Man läuft die Fußgängerzone entlang und trifft auf einen Obdachlosen, der um ein paar Cents bittet. „Soll ich ihm wirklich Geld geben?“, fragen sich dann viele. Was macht er damit? Kauft er sich Alkohol? Wäre es daher nicht sinnvoller, ihm Essen zu kaufen? Hinter diesen scheinbar fürsorglichen Gedanken steckt die paternalistische Haltung, besser Bescheid zu wissen, was der Mensch jetzt bräuchte. Aber nicht nur das.

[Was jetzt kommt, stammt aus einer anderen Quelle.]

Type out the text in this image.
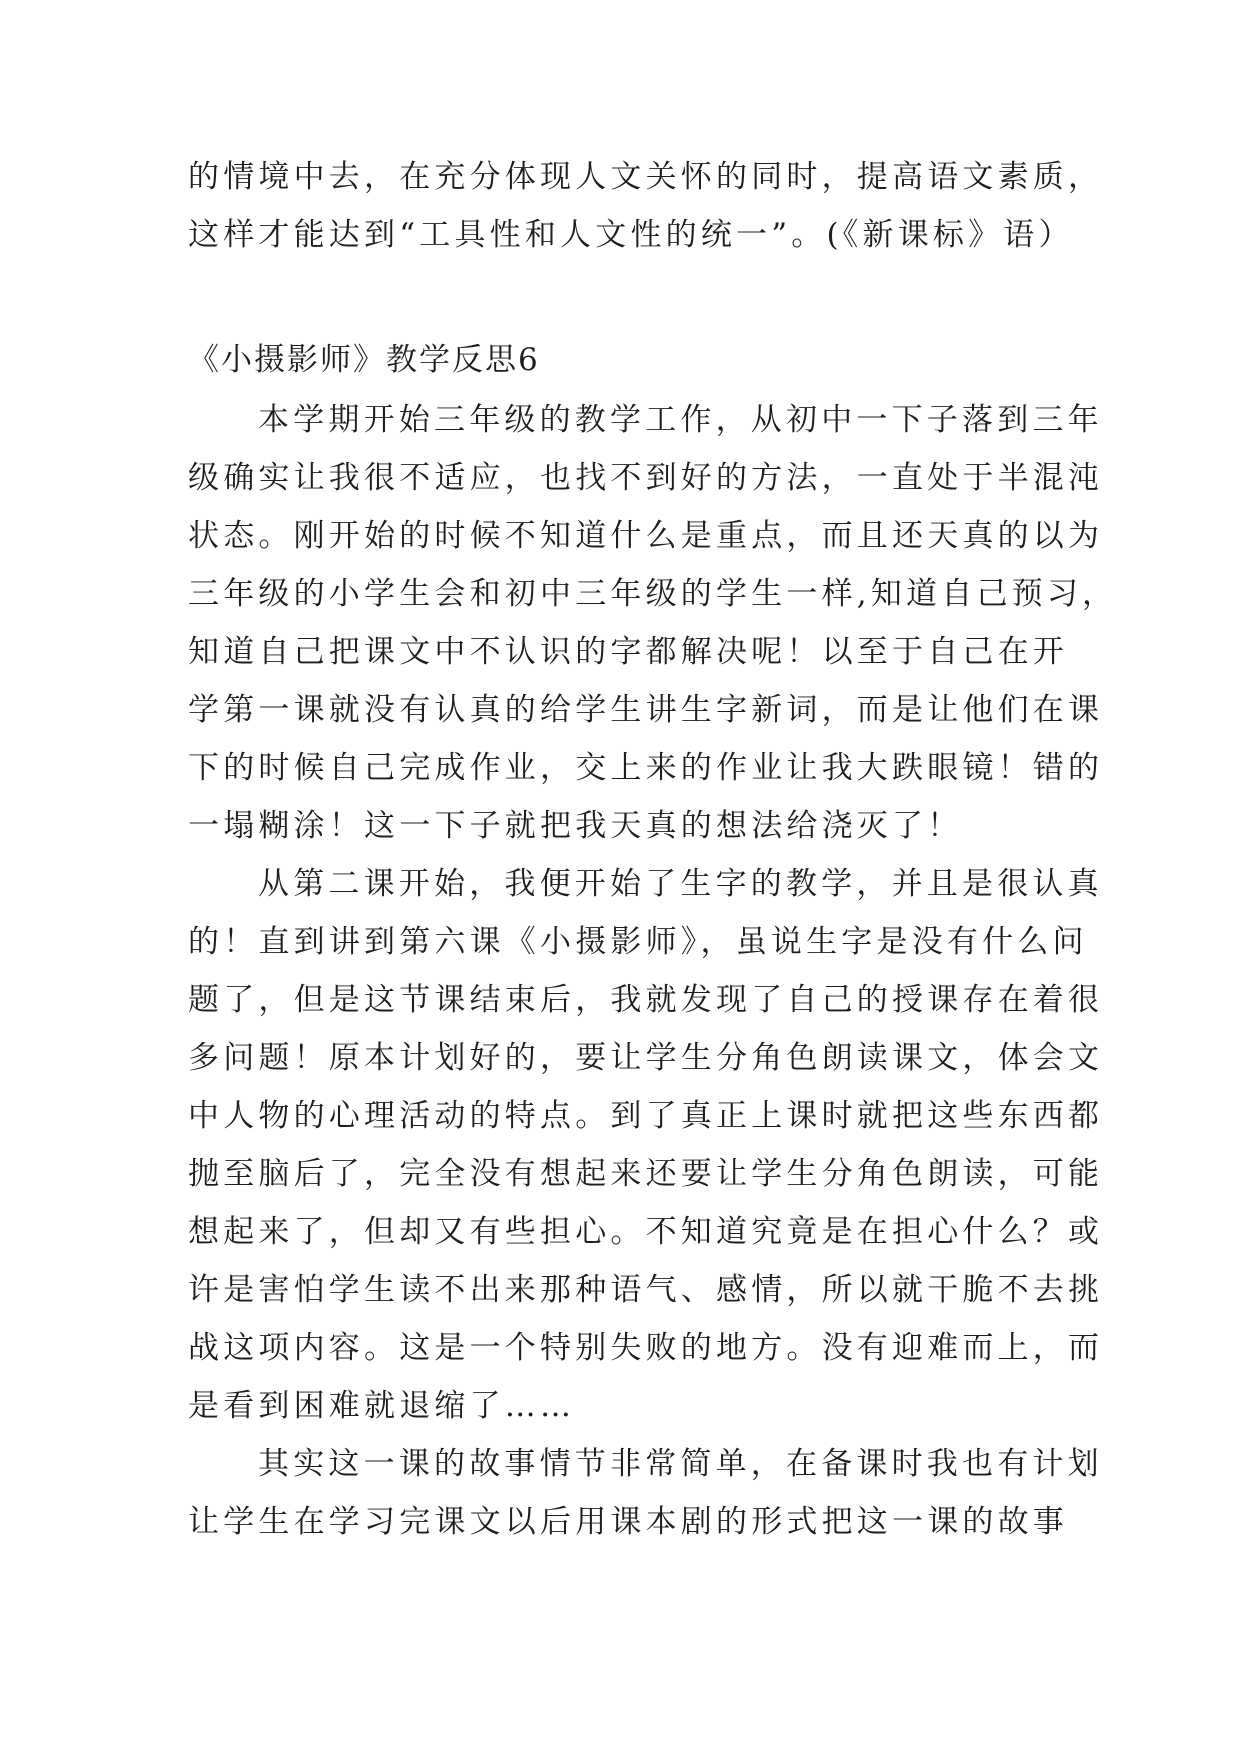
的情境中去，在充分体现人文关怀的同时，提高语文素质，
这样才能达到“工具性和人文性的统一”。(《新课标》语）
《小摄影师》教学反思6
本学期开始三年级的教学工作，从初中一下子落到三年
级确实让我很不适应，也找不到好的方法，一直处于半混沌
状态。刚开始的时候不知道什么是重点，而且还天真的以为
三年级的小学生会和初中三年级的学生一样,知道自己预习，
知道自己把课文中不认识的字都解决呢！以至于自己在开
学第一课就没有认真的给学生讲生字新词，而是让他们在课
下的时候自己完成作业，交上来的作业让我大跌眼镜！错的
一塌糊涂！这一下子就把我天真的想法给浇灭了！
从第二课开始，我便开始了生字的教学，并且是很认真
的！直到讲到第六课《小摄影师》，虽说生字是没有什么问
题了，但是这节课结束后，我就发现了自己的授课存在着很
多问题！原本计划好的，要让学生分角色朗读课文，体会文
中人物的心理活动的特点。到了真正上课时就把这些东西都
抛至脑后了，完全没有想起来还要让学生分角色朗读，可能
想起来了，但却又有些担心。不知道究竟是在担心什么？或
许是害怕学生读不出来那种语气、感情，所以就干脆不去挑
战这项内容。这是一个特别失败的地方。没有迎难而上，而
是看到困难就退缩了……
其实这一课的故事情节非常简单，在备课时我也有计划
让学生在学习完课文以后用课本剧的形式把这一课的故事
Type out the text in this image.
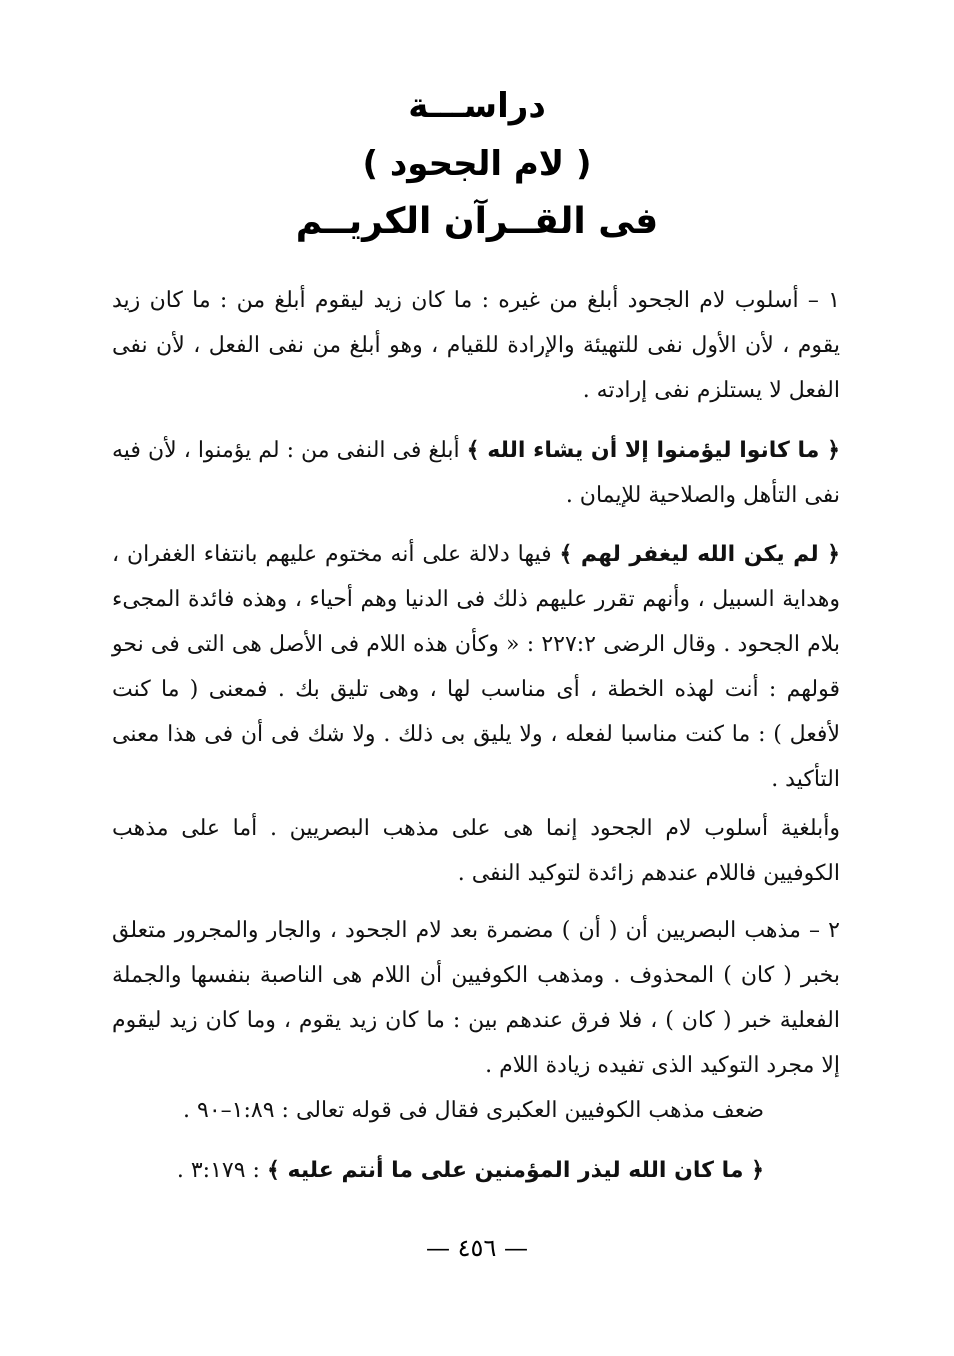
دراســـة
( لام الجحود )
فى القــرآن الكريــم
١ – أسلوب لام الجحود أبلغ من غيره : ما كان زيد ليقوم أبلغ من : ما كان زيد يقوم ، لأن الأول نفى للتهيئة والإرادة للقيام ، وهو أبلغ من نفى الفعل ، لأن نفى الفعل لا يستلزم نفى إرادته .
﴿ ما كانوا ليؤمنوا إلا أن يشاء الله ﴾ أبلغ فى النفى من : لم يؤمنوا ، لأن فيه نفى التأهل والصلاحية للإيمان .
﴿ لم يكن الله ليغفر لهم ﴾ فيها دلالة على أنه مختوم عليهم بانتفاء الغفران ، وهداية السبيل ، وأنهم تقرر عليهم ذلك فى الدنيا وهم أحياء ، وهذه فائدة المجىء بلام الجحود . وقال الرضى ٢٢٧:٢ : « وكأن هذه اللام فى الأصل هى التى فى نحو قولهم : أنت لهذه الخطة ، أى مناسب لها ، وهى تليق بك . فمعنى ( ما كنت لأفعل ) : ما كنت مناسبا لفعله ، ولا يليق بى ذلك . ولا شك فى أن فى هذا معنى التأكيد .
وأبلغية أسلوب لام الجحود إنما هى على مذهب البصريين . أما على مذهب الكوفيين فاللام عندهم زائدة لتوكيد النفى .
٢ – مذهب البصريين أن ( أن ) مضمرة بعد لام الجحود ، والجار والمجرور متعلق بخبر ( كان ) المحذوف . ومذهب الكوفيين أن اللام هى الناصبة بنفسها والجملة الفعلية خبر ( كان ) ، فلا فرق عندهم بين : ما كان زيد يقوم ، وما كان زيد ليقوم إلا مجرد التوكيد الذى تفيده زيادة اللام .
ضعف مذهب الكوفيين العكبرى فقال فى قوله تعالى : ١:٨٩–٩٠ .
﴿ ما كان الله ليذر المؤمنين على ما أنتم عليه ﴾ : ٣:١٧٩ .
— ٤٥٦ —
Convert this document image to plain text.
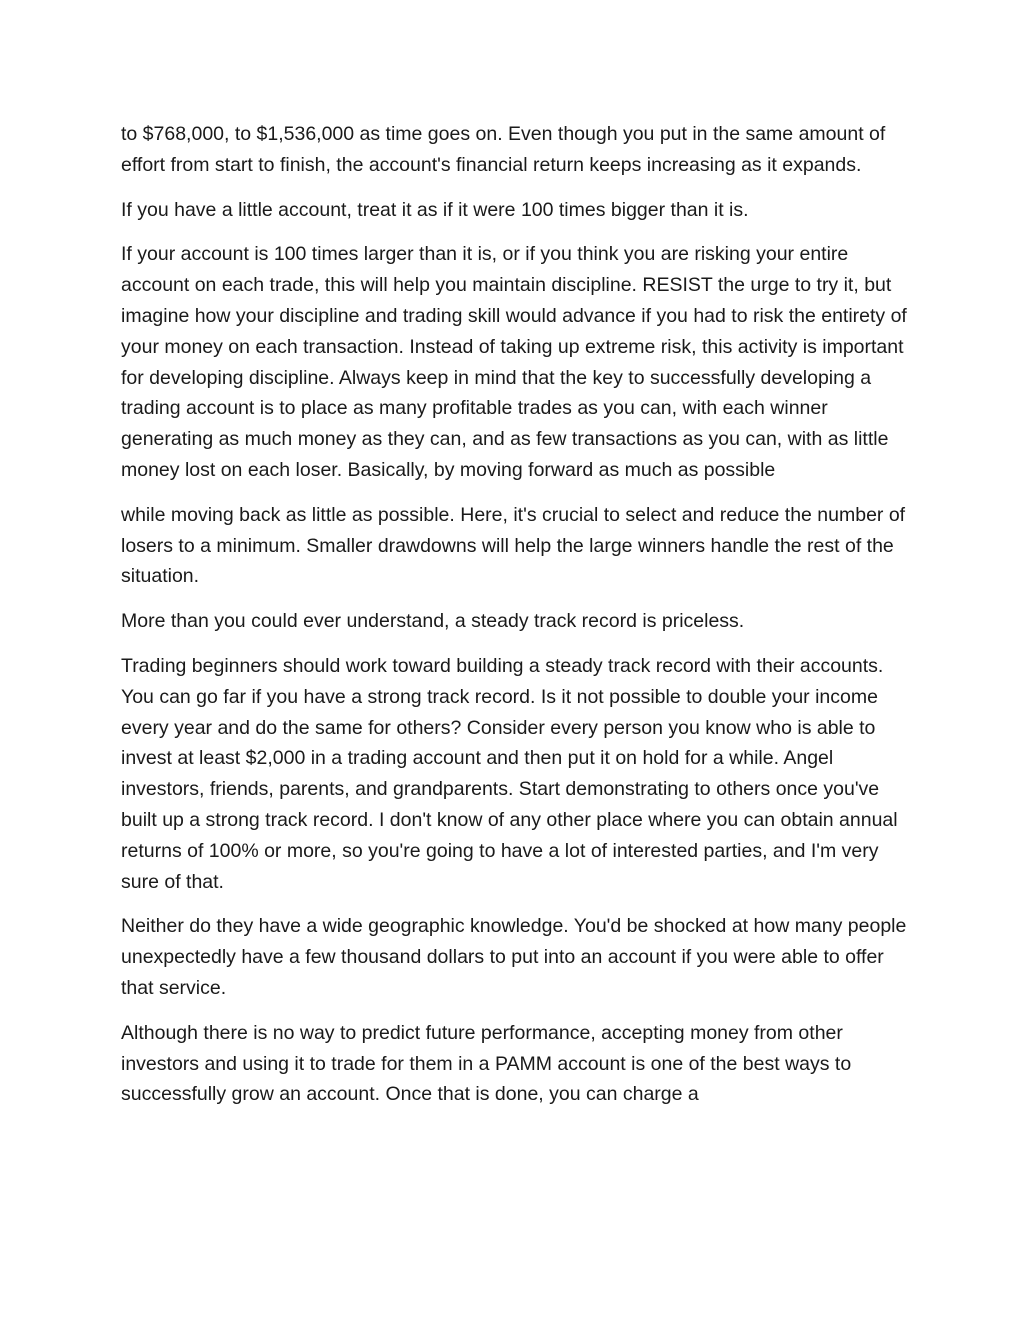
to $768,000, to $1,536,000 as time goes on. Even though you put in the same amount of effort from start to finish, the account's financial return keeps increasing as it expands.

If you have a little account, treat it as if it were 100 times bigger than it is.

If your account is 100 times larger than it is, or if you think you are risking your entire account on each trade, this will help you maintain discipline. RESIST the urge to try it, but imagine how your discipline and trading skill would advance if you had to risk the entirety of your money on each transaction. Instead of taking up extreme risk, this activity is important for developing discipline. Always keep in mind that the key to successfully developing a trading account is to place as many profitable trades as you can, with each winner generating as much money as they can, and as few transactions as you can, with as little money lost on each loser. Basically, by moving forward as much as possible

while moving back as little as possible. Here, it's crucial to select and reduce the number of losers to a minimum. Smaller drawdowns will help the large winners handle the rest of the situation.

More than you could ever understand, a steady track record is priceless.

Trading beginners should work toward building a steady track record with their accounts. You can go far if you have a strong track record. Is it not possible to double your income every year and do the same for others? Consider every person you know who is able to invest at least $2,000 in a trading account and then put it on hold for a while. Angel investors, friends, parents, and grandparents. Start demonstrating to others once you've built up a strong track record. I don't know of any other place where you can obtain annual returns of 100% or more, so you're going to have a lot of interested parties, and I'm very sure of that.

Neither do they have a wide geographic knowledge. You'd be shocked at how many people unexpectedly have a few thousand dollars to put into an account if you were able to offer that service.

Although there is no way to predict future performance, accepting money from other investors and using it to trade for them in a PAMM account is one of the best ways to successfully grow an account. Once that is done, you can charge a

„Würdige“ und „unwürdige“ Arme
In dieser Alltagsszene wird die uralte Unterscheidung zwischen den „würdigen“ und „unwürdigen“ Armen aufgeführt. Wer wirklich gewillt ist, seine offensichtlich mangelhafte Situation zu verbessern, gibt das Geld nicht für Alkohol aus, der allzu gerne in einem wenig komplexen Umkehrungsprozess von Ursache und Wirkung als eigentlicher Grund für Armut und Obdachlosigkeit erachtet wird. Unwürdig erscheint der, der sich seiner Situation überlässt und sich der stumpfen und geistlosen Bedürfnisbefriedigung widmet. Der würdige Arme hingegen akzeptiert die Kontrolle, die über ihn ausgeübt wird. Wer nichts hat und nach dem Wenigen zum Überleben fragen muss, sollte sich gefälligst nicht einbilden, auch nur über einen Hauch von Verfügungsgewalt zu verfügen – und sei es, sich zwischen Toastbrot und einer mit Flüssigkeit gefüllten Dose zu entscheiden. Es geht darum, die Sitzordnung der Gesellschaft aufrechtzuerhalten. Der devote Blick von unten, ein gekrümmter Rücken und die geöffnete Hand markieren die ideale Körperhaltung des würdigen Armen, der weiß, dass er ganz unten steht.
Die Implikationen dieser Alltagsszene lassen sich zum Teil übertragen auf die Debatte um Geflüchtete, denen in Zukunft weniger Bargeld, dafür eine Bezahlkarte in die Hand gedrückt werden soll, die sie dann im Supermarkt vorlegen müssen. Zwar soll diese Praxis, wie auch offen formuliert, zuvorderst der Abschreckung und der Erziehung dienen, aber auch hier geht es um Macht, Kontrolle und Zuweisung, um Bevormundung und Entmündigung.
Geflüchtete scheinen offenbar nicht in der Lage zu sein, angemessene finanzielle Entscheidungen zu treffen, sagen die Bevormunder. Kein Geld an Verwandte, keine Anreize, keine Freiheit. Stattdessen Abhängigkeit und Ohnmacht. Die Hierarchie zwischen den Ankommenden und Ansässigen, zwischen den Nehmenden und den Gebenden, ist so grundlegend, dass sie sich nicht einfach durch empathische Gesten, Bargeld oder ein höfliches Lächeln seitens der Gebenden auflösen lässt.
Doch damit die Hierarchie bestmöglich abgesichert wird, muss sie täglich perpetuiert werden – auf dem Amt, der Straße, im Supermarkt. Wollen wir diesen Albtraum nicht langsam beenden?